ASC 842 is a new lease accounting standard issued by the Financial Accounting Standards Board (FASB) that became effective for public companies on December 15, 2018, and for private companies on December 15, 2019. This standard replaced the previous lease accounting standard, ASC 840.
Under ASC 842, all leases with a term of more than 12 months must be recorded on a company's balance sheet as a right-of-use (ROU) asset and a corresponding lease liability. This applies to both lessees and lessors. The ROU asset represents the lessee's right to use the underlying asset, while the lease liability represents the lessee's obligation to make lease payments over the lease term.
To determine the lease liability and ROU asset, a lessee must calculate the present value of the lease payments using the lessee's incremental borrowing rate (IBR), which is the rate of interest the lessee would have to pay to borrow money to purchase the leased asset. The lease liability is the present value of the lease payments. At the same time, the ROU asset is equal to the lease liability plus any initial direct costs incurred by the lessee and any prepaid or accrued lease payments.
The lease liability and ROU asset must be reevaluated and adjusted throughout the lease term to account for any changes in the lease payments or lease term. The lease liability is reduced as lease payments are made, and the ROU asset is depreciated over the lease term. The depreciation expense is recognized in the income statement, while the interest expense on the lease liability is recognized separately.
ASC 842 also requires additional disclosures in a company's financial statements, including information about the nature of its lease arrangements, the timing and amount of lease payments, and the significant assumptions and judgments made in determining the lease liability and ROU asset.

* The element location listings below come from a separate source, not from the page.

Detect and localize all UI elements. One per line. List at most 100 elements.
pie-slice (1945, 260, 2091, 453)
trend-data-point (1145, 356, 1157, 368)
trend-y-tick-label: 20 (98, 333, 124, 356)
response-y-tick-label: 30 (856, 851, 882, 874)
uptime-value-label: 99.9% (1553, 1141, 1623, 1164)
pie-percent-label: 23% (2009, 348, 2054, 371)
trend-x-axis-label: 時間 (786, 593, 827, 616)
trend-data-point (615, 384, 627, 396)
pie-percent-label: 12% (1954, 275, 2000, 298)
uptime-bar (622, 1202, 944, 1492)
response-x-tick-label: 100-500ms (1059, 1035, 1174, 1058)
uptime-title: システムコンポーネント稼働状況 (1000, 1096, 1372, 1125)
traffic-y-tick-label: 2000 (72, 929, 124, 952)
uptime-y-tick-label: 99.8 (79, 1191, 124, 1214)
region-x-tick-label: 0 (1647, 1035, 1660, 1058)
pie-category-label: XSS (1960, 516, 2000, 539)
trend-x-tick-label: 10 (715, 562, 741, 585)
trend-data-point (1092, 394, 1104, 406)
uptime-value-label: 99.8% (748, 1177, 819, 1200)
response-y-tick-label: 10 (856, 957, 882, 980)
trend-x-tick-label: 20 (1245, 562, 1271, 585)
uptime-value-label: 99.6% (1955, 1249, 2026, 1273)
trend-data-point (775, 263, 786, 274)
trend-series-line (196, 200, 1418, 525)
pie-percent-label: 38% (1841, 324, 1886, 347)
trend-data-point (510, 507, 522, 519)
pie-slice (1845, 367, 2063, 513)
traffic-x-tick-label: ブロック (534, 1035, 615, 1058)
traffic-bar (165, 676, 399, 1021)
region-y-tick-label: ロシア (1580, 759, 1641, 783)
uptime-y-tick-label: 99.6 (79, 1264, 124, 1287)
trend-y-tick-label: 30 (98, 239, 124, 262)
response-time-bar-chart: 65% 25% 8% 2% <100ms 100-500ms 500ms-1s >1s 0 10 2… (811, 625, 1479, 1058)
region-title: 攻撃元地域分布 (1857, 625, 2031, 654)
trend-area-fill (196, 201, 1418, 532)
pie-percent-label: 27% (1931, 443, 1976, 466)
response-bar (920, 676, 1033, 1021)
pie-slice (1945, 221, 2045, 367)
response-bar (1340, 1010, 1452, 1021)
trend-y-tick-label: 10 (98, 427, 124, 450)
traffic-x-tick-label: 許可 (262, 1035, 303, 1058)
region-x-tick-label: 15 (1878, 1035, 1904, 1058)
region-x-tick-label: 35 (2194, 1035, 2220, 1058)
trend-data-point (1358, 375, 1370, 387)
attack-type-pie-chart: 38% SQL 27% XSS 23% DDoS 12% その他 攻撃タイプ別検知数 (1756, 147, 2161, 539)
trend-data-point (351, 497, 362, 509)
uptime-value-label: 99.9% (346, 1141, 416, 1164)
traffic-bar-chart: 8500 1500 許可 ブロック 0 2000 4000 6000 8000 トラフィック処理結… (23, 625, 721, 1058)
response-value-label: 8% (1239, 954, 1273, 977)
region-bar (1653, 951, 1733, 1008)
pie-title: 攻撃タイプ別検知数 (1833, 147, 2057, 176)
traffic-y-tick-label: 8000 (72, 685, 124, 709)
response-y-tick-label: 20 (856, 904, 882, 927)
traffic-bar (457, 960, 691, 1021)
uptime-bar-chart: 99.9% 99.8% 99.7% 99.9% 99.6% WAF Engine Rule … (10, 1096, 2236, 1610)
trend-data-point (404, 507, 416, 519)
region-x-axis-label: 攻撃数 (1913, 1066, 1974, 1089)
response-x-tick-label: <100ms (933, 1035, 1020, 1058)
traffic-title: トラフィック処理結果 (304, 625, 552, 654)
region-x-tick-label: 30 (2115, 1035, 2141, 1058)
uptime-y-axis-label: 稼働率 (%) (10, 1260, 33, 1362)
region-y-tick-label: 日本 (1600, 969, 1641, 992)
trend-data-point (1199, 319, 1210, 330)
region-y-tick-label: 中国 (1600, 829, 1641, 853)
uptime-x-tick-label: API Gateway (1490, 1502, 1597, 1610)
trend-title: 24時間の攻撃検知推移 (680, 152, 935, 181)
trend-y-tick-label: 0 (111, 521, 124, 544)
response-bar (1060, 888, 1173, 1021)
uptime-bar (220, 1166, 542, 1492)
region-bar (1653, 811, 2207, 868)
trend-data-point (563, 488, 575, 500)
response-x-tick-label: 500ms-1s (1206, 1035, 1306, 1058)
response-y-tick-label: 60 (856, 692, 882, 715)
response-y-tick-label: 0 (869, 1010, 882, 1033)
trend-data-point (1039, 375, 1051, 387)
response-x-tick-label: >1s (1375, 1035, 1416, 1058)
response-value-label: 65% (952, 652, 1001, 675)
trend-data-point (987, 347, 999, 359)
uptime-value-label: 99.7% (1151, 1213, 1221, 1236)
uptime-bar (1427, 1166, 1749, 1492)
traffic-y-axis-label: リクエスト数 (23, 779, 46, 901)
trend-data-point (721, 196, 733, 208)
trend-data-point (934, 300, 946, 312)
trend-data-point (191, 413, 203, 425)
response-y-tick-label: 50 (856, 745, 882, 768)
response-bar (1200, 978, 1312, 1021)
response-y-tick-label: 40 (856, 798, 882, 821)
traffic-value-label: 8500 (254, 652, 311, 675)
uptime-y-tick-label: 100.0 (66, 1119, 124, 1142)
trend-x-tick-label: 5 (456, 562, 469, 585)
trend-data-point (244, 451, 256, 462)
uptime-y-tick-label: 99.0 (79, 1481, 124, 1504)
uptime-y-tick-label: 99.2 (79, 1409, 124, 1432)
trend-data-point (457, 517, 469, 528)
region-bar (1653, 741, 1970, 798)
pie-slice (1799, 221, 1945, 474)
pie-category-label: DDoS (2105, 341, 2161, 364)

The new lease accounting standard represents a significant change in how companies account for their leases. It accurately represents a company's financial position by including all leases on the balance sheet. It also makes it easier for investors and analysts to compare companies, as all leases are accounted for consistently. Companies must ensure they have the necessary systems and processes to comply with the new standard and should work with their auditors and advisors to ensure a smooth transition.